The Robot Operating System (ROS), and its Python bindings, are well known and used in the engineering and robotics communities for the many high level tools and algorithms they provide. Less appreciated are the lower levels of the ROS stack; libraries for inter-process-communication, parameter and configuration management, and distributed process launching and control.
In the Straw laboratory we use ROS to automate the operation of, and experiments using, virtual reality systems for fixed and freely flying Drosophila. This includes real-time 10-camera tracking (100Hz), 5 projector panoramic virtual reality (120Hz), and real-time visual stimulus generation and control (80Hz). Operation of this system requires the launching of over 30 processes on 4 computers, and the associated configuration of each in a known state. In addition, the progress of the experiment must be monitored over its entire 12 hour duration.

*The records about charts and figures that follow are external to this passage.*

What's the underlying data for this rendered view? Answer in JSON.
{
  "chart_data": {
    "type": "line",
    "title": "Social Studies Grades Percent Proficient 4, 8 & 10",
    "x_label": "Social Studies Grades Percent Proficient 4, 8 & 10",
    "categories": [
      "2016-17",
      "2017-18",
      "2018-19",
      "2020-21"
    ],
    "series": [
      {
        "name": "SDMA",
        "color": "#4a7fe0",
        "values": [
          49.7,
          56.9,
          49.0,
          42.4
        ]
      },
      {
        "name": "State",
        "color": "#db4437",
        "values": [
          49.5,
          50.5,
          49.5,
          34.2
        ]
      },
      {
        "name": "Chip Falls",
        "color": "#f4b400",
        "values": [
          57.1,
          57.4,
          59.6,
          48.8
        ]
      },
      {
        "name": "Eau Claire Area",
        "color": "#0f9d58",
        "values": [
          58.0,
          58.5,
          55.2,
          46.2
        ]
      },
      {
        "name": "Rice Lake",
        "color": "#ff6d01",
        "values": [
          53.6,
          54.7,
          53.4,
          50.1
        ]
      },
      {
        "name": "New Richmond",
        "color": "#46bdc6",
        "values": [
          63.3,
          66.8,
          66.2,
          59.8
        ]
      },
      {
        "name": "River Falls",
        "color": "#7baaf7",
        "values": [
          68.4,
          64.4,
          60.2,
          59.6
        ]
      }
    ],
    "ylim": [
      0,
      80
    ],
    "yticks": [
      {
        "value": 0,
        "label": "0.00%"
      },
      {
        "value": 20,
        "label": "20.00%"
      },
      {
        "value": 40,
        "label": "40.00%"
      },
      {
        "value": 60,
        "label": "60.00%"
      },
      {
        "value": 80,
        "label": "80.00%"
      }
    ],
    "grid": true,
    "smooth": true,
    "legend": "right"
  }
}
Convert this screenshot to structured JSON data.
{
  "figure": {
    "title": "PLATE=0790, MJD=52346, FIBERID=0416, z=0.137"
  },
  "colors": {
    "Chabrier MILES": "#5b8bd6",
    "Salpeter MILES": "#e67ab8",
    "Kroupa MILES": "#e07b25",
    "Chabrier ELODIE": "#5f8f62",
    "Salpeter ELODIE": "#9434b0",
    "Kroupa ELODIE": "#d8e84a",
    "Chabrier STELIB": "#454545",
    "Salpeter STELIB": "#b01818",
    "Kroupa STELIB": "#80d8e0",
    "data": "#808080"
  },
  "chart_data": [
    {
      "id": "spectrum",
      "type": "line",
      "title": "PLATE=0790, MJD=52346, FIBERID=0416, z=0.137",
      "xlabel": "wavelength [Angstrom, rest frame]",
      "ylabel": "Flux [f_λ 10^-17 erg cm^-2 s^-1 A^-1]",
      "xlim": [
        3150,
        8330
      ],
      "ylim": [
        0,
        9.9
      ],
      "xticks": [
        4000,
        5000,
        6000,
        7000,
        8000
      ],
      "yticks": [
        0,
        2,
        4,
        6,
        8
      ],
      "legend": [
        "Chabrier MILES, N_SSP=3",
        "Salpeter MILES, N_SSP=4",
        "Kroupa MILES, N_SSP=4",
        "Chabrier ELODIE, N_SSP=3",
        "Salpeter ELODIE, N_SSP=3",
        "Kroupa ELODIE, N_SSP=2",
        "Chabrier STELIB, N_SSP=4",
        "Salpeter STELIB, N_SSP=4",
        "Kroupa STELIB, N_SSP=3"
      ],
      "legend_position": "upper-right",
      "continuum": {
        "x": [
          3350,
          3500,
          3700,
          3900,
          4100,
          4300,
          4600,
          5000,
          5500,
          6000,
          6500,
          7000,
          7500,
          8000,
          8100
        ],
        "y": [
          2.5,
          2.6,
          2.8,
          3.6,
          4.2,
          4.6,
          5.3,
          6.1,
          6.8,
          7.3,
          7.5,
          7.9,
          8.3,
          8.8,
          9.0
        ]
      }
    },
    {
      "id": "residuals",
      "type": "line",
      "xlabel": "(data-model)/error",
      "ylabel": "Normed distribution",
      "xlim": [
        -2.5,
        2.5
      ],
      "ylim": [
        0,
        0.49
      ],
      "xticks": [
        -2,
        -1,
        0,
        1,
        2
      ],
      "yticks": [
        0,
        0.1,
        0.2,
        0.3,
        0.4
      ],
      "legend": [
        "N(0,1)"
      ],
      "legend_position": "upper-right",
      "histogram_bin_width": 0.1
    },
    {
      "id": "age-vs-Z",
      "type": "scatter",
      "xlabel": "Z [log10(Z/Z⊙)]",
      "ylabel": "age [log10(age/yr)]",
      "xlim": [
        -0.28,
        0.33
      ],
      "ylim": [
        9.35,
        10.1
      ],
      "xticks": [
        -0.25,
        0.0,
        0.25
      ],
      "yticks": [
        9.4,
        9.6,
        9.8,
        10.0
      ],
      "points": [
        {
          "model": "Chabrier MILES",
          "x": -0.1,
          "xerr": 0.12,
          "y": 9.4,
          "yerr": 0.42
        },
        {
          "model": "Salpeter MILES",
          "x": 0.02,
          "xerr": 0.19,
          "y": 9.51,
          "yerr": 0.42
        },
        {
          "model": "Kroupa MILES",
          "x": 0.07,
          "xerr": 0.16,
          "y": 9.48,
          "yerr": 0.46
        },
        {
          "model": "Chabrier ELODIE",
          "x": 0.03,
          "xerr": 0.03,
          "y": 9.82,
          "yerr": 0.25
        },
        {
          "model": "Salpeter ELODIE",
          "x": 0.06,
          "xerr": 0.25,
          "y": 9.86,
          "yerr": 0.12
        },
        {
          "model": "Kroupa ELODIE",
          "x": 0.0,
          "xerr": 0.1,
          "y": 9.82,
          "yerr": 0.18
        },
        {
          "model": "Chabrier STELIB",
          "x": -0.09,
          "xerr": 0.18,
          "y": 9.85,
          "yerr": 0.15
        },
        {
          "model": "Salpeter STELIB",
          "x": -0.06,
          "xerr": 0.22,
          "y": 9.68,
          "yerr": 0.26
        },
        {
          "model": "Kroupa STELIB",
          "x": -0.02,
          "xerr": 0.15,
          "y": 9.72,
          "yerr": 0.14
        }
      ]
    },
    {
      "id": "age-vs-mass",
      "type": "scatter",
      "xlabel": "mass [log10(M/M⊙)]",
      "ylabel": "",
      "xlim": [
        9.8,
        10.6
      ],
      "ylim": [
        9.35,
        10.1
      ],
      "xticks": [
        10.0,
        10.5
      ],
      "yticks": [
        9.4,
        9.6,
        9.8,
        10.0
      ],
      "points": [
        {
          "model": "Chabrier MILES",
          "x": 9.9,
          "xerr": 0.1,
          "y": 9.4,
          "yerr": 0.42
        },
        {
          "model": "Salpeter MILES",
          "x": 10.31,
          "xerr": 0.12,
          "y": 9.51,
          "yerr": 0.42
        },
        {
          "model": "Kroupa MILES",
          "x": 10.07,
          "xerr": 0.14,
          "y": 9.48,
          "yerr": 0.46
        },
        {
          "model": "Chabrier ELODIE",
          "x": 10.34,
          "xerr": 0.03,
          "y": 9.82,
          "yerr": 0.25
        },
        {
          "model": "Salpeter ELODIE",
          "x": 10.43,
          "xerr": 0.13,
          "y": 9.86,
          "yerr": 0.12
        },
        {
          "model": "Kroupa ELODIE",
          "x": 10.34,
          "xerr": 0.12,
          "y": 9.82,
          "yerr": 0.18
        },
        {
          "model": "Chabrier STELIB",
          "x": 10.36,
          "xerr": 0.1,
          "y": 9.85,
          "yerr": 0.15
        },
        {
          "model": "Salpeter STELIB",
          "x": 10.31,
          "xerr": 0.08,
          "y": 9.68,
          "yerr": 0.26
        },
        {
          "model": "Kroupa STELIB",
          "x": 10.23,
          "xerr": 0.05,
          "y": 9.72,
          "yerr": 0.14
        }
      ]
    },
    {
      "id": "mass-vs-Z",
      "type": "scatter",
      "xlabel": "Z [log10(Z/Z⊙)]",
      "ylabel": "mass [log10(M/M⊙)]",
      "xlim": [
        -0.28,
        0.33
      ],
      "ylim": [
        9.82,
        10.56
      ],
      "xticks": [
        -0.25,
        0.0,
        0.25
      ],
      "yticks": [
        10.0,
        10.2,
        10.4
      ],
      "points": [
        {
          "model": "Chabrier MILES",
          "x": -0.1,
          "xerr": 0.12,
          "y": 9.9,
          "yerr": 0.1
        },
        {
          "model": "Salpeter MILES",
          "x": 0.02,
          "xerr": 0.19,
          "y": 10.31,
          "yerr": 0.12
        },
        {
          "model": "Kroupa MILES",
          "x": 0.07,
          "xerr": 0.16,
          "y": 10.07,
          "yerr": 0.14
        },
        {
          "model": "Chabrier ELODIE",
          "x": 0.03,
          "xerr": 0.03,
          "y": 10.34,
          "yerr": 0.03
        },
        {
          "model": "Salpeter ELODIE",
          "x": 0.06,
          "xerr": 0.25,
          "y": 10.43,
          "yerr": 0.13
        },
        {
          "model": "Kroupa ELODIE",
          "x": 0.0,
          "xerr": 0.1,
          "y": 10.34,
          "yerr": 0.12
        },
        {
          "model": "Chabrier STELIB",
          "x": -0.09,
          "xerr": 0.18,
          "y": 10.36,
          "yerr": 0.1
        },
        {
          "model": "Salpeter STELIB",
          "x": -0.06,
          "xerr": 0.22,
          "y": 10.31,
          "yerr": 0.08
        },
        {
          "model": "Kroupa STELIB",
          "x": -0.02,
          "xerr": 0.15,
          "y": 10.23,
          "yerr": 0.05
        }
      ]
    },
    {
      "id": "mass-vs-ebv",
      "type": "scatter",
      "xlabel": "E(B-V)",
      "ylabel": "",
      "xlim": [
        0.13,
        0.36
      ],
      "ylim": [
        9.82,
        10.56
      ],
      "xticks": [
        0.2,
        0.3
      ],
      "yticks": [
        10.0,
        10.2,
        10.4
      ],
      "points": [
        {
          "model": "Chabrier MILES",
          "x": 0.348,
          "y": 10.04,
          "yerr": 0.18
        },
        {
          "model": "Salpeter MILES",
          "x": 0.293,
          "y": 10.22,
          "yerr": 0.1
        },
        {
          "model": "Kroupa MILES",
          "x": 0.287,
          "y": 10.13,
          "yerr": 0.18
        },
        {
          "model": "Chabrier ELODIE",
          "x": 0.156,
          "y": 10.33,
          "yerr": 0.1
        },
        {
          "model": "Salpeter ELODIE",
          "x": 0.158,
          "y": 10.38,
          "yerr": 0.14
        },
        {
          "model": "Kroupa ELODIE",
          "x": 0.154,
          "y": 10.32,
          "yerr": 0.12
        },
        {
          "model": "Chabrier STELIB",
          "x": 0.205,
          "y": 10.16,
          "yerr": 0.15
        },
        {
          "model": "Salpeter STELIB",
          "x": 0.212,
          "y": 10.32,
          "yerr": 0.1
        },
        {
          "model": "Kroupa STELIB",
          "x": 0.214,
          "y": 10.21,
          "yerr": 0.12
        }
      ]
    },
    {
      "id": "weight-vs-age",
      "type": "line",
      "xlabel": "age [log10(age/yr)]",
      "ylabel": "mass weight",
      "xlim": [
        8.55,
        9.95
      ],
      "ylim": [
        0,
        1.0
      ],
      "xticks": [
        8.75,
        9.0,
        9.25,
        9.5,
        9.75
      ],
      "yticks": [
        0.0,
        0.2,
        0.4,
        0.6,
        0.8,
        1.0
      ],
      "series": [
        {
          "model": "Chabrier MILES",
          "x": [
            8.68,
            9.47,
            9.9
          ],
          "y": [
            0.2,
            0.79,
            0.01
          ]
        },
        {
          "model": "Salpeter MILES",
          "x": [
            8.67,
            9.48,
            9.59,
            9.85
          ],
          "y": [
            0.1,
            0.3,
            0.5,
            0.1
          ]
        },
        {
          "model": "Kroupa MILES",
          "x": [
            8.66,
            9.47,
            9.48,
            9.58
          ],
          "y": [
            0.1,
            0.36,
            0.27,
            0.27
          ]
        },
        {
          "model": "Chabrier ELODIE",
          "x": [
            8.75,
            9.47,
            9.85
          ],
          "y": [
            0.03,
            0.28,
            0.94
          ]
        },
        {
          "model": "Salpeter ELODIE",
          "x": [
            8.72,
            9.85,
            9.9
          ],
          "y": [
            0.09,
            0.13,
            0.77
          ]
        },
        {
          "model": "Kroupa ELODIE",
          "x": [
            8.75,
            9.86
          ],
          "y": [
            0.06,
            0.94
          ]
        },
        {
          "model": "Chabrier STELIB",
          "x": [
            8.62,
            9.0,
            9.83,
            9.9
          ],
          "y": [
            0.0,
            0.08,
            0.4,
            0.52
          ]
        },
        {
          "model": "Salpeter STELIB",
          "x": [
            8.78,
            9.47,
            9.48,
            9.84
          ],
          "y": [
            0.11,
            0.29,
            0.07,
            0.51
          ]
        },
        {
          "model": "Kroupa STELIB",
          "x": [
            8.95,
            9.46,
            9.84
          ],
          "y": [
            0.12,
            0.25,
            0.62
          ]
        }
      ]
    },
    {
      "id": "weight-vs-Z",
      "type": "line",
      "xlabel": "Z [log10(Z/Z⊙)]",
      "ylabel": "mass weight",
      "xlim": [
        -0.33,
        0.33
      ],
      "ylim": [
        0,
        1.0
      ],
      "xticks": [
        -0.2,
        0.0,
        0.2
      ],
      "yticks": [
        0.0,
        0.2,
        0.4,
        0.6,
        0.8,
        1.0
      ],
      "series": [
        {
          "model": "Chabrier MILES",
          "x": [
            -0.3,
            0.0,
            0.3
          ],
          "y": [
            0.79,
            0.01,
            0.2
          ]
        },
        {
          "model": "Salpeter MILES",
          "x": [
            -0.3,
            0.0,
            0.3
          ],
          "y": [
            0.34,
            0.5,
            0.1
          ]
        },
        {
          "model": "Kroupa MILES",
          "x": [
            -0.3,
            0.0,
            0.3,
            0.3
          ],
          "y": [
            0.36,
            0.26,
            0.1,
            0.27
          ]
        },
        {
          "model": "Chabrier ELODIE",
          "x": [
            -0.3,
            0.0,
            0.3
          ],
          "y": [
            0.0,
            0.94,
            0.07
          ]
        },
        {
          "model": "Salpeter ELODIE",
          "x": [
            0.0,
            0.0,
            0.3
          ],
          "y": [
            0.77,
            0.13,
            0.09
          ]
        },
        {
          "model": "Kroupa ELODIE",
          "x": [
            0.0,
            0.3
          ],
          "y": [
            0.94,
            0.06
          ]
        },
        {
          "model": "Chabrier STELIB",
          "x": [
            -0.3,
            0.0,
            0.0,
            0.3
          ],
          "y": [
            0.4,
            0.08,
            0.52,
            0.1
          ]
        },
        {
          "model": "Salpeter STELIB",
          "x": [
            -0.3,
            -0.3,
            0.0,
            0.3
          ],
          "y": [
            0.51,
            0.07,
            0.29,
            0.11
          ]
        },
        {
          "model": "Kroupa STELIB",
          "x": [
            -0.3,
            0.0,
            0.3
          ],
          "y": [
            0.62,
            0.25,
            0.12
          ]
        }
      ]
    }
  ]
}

In this talk we will describe how ROS makes this complex system manageable and reproducible by implicitly recording the state of the system at all times, and by automating the pre-configuration and launching of the multiple processes which control the experiment. I will also describe how we tag all experimental data with unique identifiers to facilitate live monitoring, post-experiment analysis, and long time archival in case later forensics are required.
This talk will show that ROS is a very powerful tool and should not only be considered for engineering and robotics applications; but by any scientist for robustly and reproducibly managing complex scientific experiments.